Unfortunately, people generally pick their most precious photographs for display. For that reason, the most valuable photographs are self-selected for destruction,” says Henry Wilhelm of Wilhelm Imaging Research in Comell Iowa, who is an authority on traditional and digital image permanence. Wilhelm says scanning photos into a digital format is fine but don’t use digital as the permanent archive. In 25 years, computers may not be able to read a CD-ROM or disk from 2000 and photos will be lost.
“Using the electronic image as your permanent image at this point in history is a grave mistake,” he says. “The best insurance of having an image in 100 years is to keep what we call a human-readable record, something you can see.”
As for videotape, it’s hopelessly deteriorating medium. The binder that attaches the image portion with the magnetic audio portion likely will disintegrate after 20-40 years. Reilly says VCR’s to play them will vanish too.

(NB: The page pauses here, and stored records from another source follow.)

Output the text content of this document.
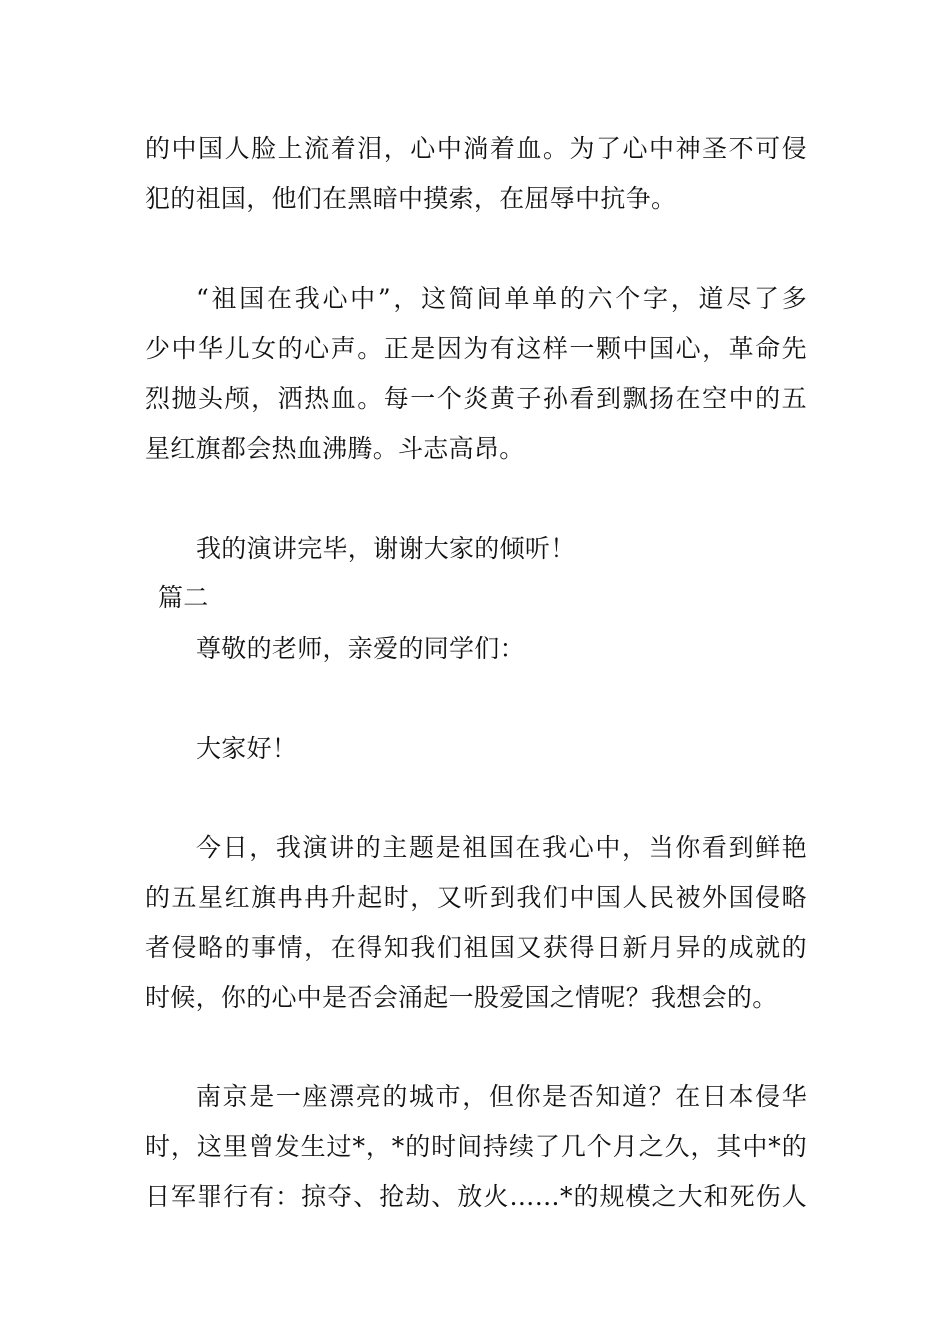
的中国人脸上流着泪，心中淌着血。为了心中神圣不可侵
犯的祖国，他们在黑暗中摸索，在屈辱中抗争。
“祖国在我心中”，这简间单单的六个字，道尽了多
少中华儿女的心声。正是因为有这样一颗中国心，革命先
烈抛头颅，洒热血。每一个炎黄子孙看到飘扬在空中的五
星红旗都会热血沸腾。斗志高昂。
我的演讲完毕，谢谢大家的倾听！
篇二
尊敬的老师，亲爱的同学们：
大家好！
今日，我演讲的主题是祖国在我心中，当你看到鲜艳
的五星红旗冉冉升起时，又听到我们中国人民被外国侵略
者侵略的事情，在得知我们祖国又获得日新月异的成就的
时候，你的心中是否会涌起一股爱国之情呢？我想会的。
南京是一座漂亮的城市，但你是否知道？在日本侵华
时，这里曾发生过*，*的时间持续了几个月之久，其中*的
日军罪行有：掠夺、抢劫、放火……*的规模之大和死伤人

The best plan is to review videotapes every five years or so. If the videotape is fading transfer it to a digital format or at least another videotape. In the next decade, you should be able to transfer the miles of video you so lovingly shot onto a tiny chip or memory card says Bob Warwick, editor of Camcorder and Computer Video magazine.
“Watch for that window of opportunity and don’t rely on tapes for documentation of your life to your grand-children,” says Reilly. The future holds promise for brilliant photographs with the permanence of oil paintings. Ink jet printers are being developed that will use dry pigments, as the oxides used in car finishes and artists paint “will up the stability performance way above contemporary photography,” says Reilly.
“We’ll have photographic prints with the stability of car finishes.”